After a scrumptious Pride breakfast, at the home of our friends Paul Kimball and Barry Sorkin, we joined the Eagle NYC leather bar contingent, in the seventh of the 12 sections of participants, to march beside the float and spend our Pride Day afternoon in the company of Mr. New Jersey Leather 2010 Damian Parra, Ms. NJ Leather 2010 Morgain, and Mr. NJ Leather 2008 Spanky. Later, Mr. Mid-Atlantic Leather 2010 and Ms. Mid-Atlantic Bootblack 2010 joined us.

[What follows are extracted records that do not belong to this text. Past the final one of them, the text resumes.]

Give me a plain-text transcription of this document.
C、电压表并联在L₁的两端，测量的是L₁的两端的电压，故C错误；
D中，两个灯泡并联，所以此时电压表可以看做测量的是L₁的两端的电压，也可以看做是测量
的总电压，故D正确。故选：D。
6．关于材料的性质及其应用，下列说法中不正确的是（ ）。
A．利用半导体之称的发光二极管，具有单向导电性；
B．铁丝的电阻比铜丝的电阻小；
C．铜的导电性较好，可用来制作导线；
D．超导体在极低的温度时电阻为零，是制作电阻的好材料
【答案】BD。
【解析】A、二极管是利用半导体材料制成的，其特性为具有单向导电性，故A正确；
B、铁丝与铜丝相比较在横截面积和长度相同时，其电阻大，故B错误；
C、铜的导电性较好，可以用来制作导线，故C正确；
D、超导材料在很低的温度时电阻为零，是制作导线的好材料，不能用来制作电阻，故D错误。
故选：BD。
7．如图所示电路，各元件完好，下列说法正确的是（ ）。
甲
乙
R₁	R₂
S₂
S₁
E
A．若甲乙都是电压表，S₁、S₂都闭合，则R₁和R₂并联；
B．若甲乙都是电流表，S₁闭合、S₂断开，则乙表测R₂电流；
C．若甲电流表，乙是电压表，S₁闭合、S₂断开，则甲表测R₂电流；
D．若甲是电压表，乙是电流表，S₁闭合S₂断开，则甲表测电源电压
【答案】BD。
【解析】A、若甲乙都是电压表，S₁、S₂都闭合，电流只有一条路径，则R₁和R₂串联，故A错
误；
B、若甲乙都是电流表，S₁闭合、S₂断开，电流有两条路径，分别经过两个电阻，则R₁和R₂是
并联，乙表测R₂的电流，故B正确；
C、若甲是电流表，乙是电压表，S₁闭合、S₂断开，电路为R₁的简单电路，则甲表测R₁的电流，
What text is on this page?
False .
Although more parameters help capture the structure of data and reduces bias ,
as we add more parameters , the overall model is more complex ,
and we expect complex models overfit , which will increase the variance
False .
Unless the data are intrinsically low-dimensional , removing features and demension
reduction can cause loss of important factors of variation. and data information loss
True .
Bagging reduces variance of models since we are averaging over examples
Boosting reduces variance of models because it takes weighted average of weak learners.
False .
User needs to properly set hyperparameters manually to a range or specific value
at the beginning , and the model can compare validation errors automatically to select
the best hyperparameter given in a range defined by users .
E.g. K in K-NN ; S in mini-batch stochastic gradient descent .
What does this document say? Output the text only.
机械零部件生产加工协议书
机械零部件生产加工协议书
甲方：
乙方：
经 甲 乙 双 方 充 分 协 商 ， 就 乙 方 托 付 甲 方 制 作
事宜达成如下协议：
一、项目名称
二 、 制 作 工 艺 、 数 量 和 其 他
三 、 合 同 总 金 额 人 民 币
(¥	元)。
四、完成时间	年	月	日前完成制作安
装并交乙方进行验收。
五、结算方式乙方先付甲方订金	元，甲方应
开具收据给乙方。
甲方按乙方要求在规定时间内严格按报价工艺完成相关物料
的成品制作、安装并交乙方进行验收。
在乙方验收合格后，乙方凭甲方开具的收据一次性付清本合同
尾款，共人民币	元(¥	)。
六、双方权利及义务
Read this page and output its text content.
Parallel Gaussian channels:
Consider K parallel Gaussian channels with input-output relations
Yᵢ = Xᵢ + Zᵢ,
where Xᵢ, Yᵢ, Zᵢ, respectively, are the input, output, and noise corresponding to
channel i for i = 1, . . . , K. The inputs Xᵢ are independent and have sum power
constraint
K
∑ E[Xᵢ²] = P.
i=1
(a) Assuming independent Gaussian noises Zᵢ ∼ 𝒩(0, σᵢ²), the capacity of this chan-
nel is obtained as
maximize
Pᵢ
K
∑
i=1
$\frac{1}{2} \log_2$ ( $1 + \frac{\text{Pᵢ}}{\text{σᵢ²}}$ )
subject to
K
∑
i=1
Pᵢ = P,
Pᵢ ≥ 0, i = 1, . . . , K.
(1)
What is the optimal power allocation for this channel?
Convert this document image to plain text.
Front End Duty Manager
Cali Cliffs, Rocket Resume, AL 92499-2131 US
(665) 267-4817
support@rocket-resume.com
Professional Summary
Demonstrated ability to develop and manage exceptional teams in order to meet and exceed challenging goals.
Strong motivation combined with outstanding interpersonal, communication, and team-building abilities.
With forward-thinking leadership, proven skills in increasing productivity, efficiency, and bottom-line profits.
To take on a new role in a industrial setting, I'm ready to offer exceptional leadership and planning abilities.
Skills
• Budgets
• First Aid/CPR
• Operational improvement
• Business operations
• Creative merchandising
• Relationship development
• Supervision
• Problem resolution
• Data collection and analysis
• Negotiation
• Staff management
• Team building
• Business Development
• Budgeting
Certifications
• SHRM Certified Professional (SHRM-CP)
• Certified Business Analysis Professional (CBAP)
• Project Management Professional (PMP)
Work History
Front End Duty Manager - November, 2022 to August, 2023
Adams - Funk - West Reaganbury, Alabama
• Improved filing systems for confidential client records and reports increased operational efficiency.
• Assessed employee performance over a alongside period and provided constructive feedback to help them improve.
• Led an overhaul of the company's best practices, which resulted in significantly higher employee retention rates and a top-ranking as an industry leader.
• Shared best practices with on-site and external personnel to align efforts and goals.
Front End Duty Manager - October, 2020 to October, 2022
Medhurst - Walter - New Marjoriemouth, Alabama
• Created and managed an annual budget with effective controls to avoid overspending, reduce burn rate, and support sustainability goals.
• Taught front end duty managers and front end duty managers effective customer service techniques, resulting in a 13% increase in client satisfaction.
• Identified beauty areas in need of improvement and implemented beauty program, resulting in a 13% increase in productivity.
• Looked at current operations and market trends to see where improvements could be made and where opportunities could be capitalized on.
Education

While we waited the enter the line of march, from 36th Street and Fifth Avenue to Christopher Street, in the Village-a shorter route, like that of all local parades now, and, frankly, making for a less exhausting day-we saw contingents from Parents and Friends of Lesbians and Gays (PFLAG), Services and Advocacy for GLBT Elders (SAGE), New York's LGBT Community Center, Take Back Pride, the Israeli Delegation, and colorfully-costumed groups of LGBT Asians-Gay Asian and Pacific Islander Men of New York (GAPIMNY), Barangay NY, and South Asian Lesbian and Gay Association (SALGA) of New York-and Gay Peruvians of the Americas, APICHA, and a Brazilian group in Carnival feathers and glitter. We observed moments of silence in memory of those we have lost. We chatted with New York State Senator Tom Duane, the Metropolitan Opera's William Berger and, later, at Pridefest, the street fair on Hudson Street, from Bethune to 13th Street, with comic Reno, who was working for voter awareness. A walk through 'Leather Alley'-Weehawken Street, beside Rock Bar, formerly the Dugout-and our happy Pride Day came to its conclusion.